Lihat ke Halaman Asli

Dodi Kurniawan

Simplex veri sigillum

Hakikat Pendidikan adalah Mempercepat Penyesalan

Diperbarui: 9 April 2024   05:03

Kompasiana adalah platform blog. Konten ini menjadi tanggung jawab bloger dan tidak mewakili pandangan redaksi Kompas.

Ilustrasi Mempercepat Penyesalan  (Sumber: kompas.id/DIDIE SW)

1994 dan 1996, merupakan tahun-tahun istimewa dalam linimasa perkuliahan saya di prodi Pendidikan Bahasa Arab IKIP Bandung. Pertama, 1994-1995, terjadi pergantian Kurikulum di kampus, dari Kurikulum 1984 menjadi Kurikulum 1994. 

Seingat saya terjadi penambahan SKS plus terjadi konversi satu atau dua mata kuliah kepada mata kuliah baru sesuai tuntutan kurikulum baru. 

Sayangnya, karena tidak termasuk mahasiswa yang menjalani perkuliahan dengan baik, dinamika perkuliahan tersebut kurang tersimpan dengan rapi dalam ingatan. 

Kedua, medio 1996 sesuai jadwal saya harus mulai menyusun skripsi untuk menuntaskan perkuliahan. Sebagai mahasiswa yang kurang berbakat secara akademik, saya mengajukan tema skripsi tentang filsafat bentuk huruf-huruf Hijaiyah dengan asumsi memiliki peran besar dalam membentuk makna sebuah kata. 

Malangnya pihak prodi tidak meloloskan proposal tersebut. Setelah sempat mandek, akhirnya dengan mengikuti arahan kampus, sebuah proposal baru diajukan dan dengan itu saya bisa menyelesaikan perkuliahan.

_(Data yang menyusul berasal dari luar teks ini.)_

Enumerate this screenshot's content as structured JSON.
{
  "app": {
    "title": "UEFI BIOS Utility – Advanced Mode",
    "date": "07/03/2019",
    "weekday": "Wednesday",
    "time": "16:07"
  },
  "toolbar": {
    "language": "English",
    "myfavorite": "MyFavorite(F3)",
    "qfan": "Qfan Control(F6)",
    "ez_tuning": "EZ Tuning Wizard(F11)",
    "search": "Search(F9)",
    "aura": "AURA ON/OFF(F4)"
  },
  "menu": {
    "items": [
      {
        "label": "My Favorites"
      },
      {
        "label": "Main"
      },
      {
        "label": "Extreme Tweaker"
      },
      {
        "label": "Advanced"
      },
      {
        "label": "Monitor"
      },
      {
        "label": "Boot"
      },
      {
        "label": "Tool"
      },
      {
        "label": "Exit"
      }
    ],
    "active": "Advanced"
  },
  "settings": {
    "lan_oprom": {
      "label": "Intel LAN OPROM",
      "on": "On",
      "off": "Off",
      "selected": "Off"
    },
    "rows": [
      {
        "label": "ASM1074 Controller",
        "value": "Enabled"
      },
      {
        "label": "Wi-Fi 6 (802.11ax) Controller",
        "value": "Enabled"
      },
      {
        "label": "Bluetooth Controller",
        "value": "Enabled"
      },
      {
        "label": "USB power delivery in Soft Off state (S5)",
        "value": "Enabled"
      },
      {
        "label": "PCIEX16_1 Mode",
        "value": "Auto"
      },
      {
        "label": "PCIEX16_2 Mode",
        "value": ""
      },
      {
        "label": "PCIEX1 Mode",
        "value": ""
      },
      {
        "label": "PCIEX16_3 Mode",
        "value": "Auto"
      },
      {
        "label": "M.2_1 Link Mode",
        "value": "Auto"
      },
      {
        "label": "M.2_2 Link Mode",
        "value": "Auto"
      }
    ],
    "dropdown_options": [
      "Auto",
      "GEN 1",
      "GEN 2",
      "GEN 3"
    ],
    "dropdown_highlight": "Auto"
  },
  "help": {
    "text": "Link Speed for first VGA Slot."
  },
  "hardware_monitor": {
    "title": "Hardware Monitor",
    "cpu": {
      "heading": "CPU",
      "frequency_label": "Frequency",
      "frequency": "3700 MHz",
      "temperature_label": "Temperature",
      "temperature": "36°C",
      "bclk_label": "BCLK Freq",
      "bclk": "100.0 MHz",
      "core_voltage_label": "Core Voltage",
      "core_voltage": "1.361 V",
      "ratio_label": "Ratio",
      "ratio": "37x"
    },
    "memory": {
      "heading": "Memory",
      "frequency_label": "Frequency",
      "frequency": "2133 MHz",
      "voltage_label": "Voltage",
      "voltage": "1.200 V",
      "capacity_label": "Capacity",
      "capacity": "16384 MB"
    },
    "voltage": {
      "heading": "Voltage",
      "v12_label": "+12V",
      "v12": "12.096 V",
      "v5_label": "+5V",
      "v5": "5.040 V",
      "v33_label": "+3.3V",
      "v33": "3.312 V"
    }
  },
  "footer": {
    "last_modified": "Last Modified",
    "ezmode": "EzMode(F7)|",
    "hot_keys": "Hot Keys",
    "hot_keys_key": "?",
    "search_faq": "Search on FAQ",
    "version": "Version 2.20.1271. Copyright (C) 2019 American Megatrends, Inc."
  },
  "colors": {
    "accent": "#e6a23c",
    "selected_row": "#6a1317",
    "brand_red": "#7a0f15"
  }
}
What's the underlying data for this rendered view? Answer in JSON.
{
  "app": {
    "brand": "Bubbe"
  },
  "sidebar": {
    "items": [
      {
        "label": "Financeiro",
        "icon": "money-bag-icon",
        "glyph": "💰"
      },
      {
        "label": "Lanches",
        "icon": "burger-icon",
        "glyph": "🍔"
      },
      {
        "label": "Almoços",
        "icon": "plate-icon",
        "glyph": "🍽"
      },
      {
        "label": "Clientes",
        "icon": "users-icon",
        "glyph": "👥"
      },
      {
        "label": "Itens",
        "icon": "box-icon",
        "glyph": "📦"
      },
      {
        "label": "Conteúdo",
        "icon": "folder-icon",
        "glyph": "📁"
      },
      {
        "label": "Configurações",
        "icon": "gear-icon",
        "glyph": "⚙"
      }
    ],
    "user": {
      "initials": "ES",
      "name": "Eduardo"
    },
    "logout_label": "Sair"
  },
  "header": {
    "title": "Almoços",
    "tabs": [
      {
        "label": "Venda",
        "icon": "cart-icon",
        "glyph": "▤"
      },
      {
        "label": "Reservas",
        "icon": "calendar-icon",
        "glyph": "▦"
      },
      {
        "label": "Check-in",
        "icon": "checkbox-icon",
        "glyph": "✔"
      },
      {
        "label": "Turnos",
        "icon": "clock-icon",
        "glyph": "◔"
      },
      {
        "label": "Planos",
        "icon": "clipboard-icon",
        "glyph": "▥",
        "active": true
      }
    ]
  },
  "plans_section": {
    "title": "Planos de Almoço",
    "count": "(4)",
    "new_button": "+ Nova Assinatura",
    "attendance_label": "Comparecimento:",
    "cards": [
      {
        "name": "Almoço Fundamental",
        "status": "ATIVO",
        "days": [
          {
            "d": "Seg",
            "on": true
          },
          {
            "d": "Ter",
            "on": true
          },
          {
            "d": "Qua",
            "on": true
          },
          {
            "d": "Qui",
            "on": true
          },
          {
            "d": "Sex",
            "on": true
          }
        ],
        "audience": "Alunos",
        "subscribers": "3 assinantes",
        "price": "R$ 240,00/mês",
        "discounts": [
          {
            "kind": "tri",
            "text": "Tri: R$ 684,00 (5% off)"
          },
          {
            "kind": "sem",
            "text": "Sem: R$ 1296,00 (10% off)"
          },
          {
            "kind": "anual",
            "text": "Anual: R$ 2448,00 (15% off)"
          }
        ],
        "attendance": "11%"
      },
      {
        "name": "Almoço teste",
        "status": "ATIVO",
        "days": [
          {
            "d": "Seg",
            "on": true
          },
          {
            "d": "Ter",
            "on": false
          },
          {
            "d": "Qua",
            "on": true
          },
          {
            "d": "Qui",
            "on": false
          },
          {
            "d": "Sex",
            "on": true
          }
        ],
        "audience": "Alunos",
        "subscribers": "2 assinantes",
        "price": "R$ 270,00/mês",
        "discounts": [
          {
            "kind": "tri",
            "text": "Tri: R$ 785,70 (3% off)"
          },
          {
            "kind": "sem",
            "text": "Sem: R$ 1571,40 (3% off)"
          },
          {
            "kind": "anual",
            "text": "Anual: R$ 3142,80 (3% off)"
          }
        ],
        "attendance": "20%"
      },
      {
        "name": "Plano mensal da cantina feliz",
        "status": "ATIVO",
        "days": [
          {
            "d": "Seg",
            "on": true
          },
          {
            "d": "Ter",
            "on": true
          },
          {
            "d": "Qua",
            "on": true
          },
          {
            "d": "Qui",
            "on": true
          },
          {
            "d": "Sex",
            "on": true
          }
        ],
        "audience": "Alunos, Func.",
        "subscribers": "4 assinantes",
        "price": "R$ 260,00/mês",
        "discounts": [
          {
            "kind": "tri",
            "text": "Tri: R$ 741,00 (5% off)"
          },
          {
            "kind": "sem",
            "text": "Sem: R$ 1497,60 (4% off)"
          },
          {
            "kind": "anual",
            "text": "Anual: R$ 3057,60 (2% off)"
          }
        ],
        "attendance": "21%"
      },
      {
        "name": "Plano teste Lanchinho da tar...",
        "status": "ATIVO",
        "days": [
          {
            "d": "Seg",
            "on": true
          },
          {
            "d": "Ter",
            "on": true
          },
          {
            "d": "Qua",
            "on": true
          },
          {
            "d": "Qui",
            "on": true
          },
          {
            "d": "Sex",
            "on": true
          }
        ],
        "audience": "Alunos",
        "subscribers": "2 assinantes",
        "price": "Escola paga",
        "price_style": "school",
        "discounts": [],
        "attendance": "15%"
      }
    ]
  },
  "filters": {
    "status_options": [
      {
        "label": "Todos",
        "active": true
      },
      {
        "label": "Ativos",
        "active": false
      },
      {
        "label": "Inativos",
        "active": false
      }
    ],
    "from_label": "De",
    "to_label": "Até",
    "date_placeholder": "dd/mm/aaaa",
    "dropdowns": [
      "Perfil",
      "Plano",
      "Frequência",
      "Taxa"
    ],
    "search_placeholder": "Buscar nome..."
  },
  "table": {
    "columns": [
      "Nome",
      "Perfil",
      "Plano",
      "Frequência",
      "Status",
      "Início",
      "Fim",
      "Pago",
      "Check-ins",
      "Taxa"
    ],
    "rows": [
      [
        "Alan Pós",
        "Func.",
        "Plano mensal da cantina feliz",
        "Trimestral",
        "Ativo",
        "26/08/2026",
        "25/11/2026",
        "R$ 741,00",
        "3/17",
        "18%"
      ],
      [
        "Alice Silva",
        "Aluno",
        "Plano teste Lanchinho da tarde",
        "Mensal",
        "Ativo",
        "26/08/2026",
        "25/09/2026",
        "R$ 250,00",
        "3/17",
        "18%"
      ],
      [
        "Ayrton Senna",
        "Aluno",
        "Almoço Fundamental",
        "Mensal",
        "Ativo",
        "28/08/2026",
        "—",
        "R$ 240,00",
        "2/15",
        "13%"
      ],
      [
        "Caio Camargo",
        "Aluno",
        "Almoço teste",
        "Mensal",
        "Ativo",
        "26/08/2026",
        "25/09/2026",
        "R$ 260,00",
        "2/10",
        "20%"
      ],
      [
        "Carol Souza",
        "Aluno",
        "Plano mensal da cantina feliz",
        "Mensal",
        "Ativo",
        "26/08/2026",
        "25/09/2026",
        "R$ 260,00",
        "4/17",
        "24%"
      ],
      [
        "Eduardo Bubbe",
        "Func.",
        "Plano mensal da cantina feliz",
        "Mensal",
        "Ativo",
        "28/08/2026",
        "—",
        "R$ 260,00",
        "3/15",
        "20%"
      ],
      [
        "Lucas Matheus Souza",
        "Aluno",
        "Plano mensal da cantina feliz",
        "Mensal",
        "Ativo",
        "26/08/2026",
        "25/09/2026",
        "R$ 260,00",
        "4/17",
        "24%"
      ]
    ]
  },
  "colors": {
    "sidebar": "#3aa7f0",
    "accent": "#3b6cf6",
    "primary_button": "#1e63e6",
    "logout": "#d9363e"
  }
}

Saya memang kurang tahu diri. Kesempatan untuk mengakses kitab-kitab klasik di kampus saat itu terhitung kurang karena keterbatasan koleksi perpustakaan  kampus --khususnya untuk literatur Arab yang saya perlukan. 

Ditambah lagi kemampuan saya dalam menelaah literatur berbahasa Arab pun terhitung payah. Penolakan kampus atas proposal skripsi saat itu boleh jadi atas pertimbangan ini. 

Meskipun saya sempat curiga, dosen pembimbing dan saya tidak satu selera dalam bertema. 27 tahunan kemudian pun kemampuan saya dalam menelaah literatur klasik apalagi manuskrip-manuskrip Arab pra-Islam ternyata nyaris tidak beranjak membaik. 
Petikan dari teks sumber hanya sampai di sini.